Désolée pour ce léger retard.

J'aurai besoin d'un ou d'une nouvelle bêta correctrice, quelqu'un serait tenté ?

Disclaimer : Rien ne m'appartient, tout appartient à la grande J K Rowling, sauf l'histoire.

Résumé : Lily et James Potter ont des jumeaux : Harry James Potter et Alex Charlus Potter. Voldemort les attaque : mais Alex est pris pour le Survivant alors qu'il ne l'est pas. De ce fait, Harry est abandonné aux Dursley mais il sera recueilli par une famille bien particulière.


Réponses aux Reviews

PaulinePotter15

Coucou, merci pour ta Review. Voilà la suite. Bonne lecture. Biz.

BliZzar48

Hey ! Merci pour ta Review. Je suis intéressée aucun souci. Ne t'en fais pas ce n'est pas terminé. Sinon, voilà la suite. Bonne lecture, biz.

Guest

Salut, merci pour ta Review. Voilà la suite. Merci beaucoup de me soutenir. Je suis un peu en pause niveau écriture, mais je reprend dès la semaine prochaine. Bonne lecture. Biz.

Merci pour toutes vos Reviews, merci aussi pour avoir mis cette fic en Favorite ou Follower.

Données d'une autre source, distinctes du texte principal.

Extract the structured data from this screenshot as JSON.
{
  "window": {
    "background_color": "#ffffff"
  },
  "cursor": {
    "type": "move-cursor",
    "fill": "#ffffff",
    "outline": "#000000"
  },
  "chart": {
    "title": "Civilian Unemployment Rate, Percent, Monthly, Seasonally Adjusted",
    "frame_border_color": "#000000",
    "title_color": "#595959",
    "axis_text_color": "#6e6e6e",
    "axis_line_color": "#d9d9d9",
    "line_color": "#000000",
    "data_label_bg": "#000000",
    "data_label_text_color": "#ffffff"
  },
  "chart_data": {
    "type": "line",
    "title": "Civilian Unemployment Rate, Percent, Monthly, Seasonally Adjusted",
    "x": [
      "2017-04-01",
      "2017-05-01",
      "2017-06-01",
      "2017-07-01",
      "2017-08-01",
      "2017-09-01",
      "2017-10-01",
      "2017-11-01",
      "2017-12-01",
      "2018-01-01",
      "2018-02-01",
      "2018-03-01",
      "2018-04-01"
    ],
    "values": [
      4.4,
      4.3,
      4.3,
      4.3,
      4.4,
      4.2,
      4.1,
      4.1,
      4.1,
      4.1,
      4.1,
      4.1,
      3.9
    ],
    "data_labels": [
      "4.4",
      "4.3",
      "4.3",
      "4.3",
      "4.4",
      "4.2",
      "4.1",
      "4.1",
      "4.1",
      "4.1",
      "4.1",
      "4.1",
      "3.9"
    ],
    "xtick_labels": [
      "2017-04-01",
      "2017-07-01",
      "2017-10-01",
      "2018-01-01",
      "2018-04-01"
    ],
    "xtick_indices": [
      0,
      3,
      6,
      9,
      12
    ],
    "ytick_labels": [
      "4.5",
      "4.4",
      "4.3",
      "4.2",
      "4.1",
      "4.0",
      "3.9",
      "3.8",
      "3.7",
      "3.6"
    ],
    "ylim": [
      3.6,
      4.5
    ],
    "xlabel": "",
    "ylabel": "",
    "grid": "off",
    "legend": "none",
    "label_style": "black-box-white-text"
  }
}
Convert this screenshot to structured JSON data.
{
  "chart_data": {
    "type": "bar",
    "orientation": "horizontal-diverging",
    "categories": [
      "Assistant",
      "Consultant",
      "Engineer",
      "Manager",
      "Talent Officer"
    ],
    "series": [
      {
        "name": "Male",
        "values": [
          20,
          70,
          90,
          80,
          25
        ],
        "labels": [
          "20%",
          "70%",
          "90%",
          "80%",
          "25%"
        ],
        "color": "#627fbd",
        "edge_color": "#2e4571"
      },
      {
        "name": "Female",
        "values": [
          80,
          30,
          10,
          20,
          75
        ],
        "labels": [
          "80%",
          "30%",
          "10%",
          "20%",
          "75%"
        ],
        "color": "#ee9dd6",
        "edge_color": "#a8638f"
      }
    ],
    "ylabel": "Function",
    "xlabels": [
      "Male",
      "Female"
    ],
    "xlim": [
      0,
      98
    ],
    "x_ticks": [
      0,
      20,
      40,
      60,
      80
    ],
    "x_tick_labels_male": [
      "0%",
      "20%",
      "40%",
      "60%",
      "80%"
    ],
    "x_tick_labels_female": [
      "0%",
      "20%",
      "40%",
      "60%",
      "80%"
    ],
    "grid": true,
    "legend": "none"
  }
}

État de la fic : un prologue + 88 chapitres postés – chapitre 120 en cours d'écriture, nombre de chapitre prévu environ 200 peut-être moins..

Voilà fin du blabla

On se retrouve en bas.

Bonne Lecture


Chapitre 88 : Y faire face.

Le mois de février approchait à grands pas et Nicolas voulait accélérer. Drago avait encore besoin d'un peu de temps pour concentré sa magie pour qu'elle aille dans ses mains, par ce fait, le blond devait se montrer très patient. Nicolas admirait les efforts de son frère, il s'entraînait avec acharnement tout les soirs, et il savait qu'il réussirait bientôt.

Cependant, l'ancien Potter voulait s'entraîner seul, contre une chose qu'il ne savait pas contrôler. Nadezhda lui murmura des encouragements dans son esprit, tandis que Svet sifflait pour l'apaiser et que Ray chantait doucement. Il avait demandé au professeur Lupin où se trouvait l'armoire dans laquelle était enfermé l'Épouvantard, l'homme le lui avait dit seulement après avoir eu la raison de cette demande. Pensant que Lupin ne lui dirait jamais où se trouvait la créature après qu'il lui ai dit qu'il allait affonter sa peur. Nicolas avait commencé à rebrousser chemin, lorsque l'homme lui avait dit que c'était bien de vouloir affronter sa peur. Il lui avait même proposé de l'accompagner, mais le jeune Malefoy avait refusé.

C'est donc calmement que le blond se dirigeait vers une salle de classe vide du deuxième étage indiquée par son professeur. Il verrouilla la porte, laissa son Phénix se percher sur une chaise et son serpent aller s'enrouler pour dormir près de l'oiseau de feu. Le blond prit une grande inspiration, expira, se plaça face à l'armoire et l'ouvrit d'un mouvement de main.

Son double, les yeux rouges, un fouet dans une main, l'autre brillant d'une lueur verte qui ne présagée rien de bon, en sorti pour lui faire face. Le fouet fendit l'air et il fit un pas de côté, paralysé par la peur, incapable de prononcer la moindre formule. La lanière du fouet passa à quelques centimètres de son épaule gauche et claqua au sol. Les yeux rouges fixés sur lui ne le lâchait pas. Il frissonna.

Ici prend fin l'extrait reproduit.